In February FHS was presented with a new book published by the Anglo-Polish Society, Bristol and the South West titled ‘In War and Peace: Poles Who Came to the West Country’. It consists of reminiscences and recollections of Polish exiles who came to this country at the end of World War 2 having been ousted out of their own country. In addition, some of the stories come from Polish children who came to Britain after Poland joined the European Union in 2004.

From the Preface

The contributions range in age from over 90 to about 9 years old. The oldest contributors has served in the Polish Army, Air Force and Navy and had fought as allies alongside the British Armed Forces. Several were soldiers in the Home Army (AK) in Poland who took part in the Warsaw uprising and survived German Concentration camps. Some of the men, women and children who had been deported by Russians to Gulags and forced labour camps in Siberia, the Russian Arctic, Kazakhstan and other parts of the USSR, wrote about their struggles to survive and subsequent lives, including in some cases years in India, South Africa and eventually resettlement camps in the UK….

 Recalling was for some contributors painful but many wrote of happy times, friendship and love they found among the British people………..
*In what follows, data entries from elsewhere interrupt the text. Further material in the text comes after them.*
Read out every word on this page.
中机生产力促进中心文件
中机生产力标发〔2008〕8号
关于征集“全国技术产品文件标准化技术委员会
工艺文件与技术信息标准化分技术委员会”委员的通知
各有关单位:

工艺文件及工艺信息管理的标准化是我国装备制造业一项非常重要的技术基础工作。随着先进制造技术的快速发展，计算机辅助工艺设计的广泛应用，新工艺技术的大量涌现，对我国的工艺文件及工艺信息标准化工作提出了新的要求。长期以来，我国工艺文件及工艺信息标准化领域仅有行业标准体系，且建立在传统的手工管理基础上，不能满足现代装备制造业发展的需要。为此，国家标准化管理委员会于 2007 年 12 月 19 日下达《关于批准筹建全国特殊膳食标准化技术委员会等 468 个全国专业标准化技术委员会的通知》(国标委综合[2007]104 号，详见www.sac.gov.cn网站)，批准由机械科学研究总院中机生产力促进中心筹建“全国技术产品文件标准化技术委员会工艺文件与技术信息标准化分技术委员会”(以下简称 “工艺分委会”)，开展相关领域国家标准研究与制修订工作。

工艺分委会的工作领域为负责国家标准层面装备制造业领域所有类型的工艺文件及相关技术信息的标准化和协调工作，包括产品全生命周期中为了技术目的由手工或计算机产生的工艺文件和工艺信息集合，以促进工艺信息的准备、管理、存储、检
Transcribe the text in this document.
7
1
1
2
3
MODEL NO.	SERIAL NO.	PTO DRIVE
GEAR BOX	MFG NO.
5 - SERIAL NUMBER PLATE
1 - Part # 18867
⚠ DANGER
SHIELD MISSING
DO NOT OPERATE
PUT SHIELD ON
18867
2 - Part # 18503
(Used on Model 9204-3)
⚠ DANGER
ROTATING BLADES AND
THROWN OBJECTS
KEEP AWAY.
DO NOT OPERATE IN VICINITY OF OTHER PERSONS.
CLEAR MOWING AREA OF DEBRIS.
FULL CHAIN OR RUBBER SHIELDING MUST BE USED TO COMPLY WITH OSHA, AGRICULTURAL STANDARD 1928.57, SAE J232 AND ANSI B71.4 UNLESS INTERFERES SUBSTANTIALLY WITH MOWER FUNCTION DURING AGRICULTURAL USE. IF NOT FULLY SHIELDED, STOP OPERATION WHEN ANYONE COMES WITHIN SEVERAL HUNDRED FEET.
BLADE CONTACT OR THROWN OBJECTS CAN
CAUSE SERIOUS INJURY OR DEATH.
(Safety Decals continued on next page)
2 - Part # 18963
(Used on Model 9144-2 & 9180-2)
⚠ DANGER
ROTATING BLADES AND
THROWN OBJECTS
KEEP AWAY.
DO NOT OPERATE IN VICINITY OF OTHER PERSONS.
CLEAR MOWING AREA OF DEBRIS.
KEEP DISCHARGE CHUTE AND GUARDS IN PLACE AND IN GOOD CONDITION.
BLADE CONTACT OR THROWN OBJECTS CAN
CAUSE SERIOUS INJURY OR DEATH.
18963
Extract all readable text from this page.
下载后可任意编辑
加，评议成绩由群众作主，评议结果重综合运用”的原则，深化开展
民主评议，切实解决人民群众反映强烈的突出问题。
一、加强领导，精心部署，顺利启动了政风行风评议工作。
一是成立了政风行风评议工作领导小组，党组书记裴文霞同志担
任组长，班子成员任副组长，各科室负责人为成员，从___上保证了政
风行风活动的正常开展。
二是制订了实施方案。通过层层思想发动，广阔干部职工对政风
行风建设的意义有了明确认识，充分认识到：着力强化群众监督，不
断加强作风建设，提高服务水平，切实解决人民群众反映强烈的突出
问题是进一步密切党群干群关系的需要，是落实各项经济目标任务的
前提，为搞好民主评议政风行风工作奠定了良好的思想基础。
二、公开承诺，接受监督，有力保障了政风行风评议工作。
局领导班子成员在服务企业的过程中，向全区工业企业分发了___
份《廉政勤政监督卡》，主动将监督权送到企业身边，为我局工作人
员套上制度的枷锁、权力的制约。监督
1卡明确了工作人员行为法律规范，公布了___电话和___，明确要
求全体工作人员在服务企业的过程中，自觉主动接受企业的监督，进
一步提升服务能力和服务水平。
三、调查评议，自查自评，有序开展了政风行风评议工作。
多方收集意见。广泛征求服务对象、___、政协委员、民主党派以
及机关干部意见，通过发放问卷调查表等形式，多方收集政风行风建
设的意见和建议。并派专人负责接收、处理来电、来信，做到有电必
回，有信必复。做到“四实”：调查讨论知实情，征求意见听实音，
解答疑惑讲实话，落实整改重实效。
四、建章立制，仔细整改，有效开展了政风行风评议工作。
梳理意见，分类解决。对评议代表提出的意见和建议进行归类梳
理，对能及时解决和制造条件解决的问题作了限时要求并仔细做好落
 These are stories that if not recorded now would be hidden in the mists of history and Lady Danusia Trotman-Dickenson and the Anglo-Polish Society should be congratulated on their endeavours in getting this work in print.

 The book covers stories from Gloucestershire: Babdown, Daglingworth, Fairford, Northwick Park, Southrop, Spring hill Lodge, Stowell Park and Ullenworth. Wiltshire: Keevil, Charlton Park, East Everleigh, Fargo and Grimsditch Camps, near Salisbury and Ttilshead Down Farm Camp. Somerset: Lulsgate Bottom, Dorset: Haydon Park, Devon Honiton, Ilford Park, Cornwall: St Mawgan.

 There are some stories from Fairford camp’s residents and families some of whom later moved to Swindon. There is also the story of how the Fairford Polish Hostel got its plaque thanks to the efforts of Alicja Światek Christofides – what a memorable event that was and FHS was very pleased to be part of it.

 ‘The book is dedicated to those whose stories will never be told’.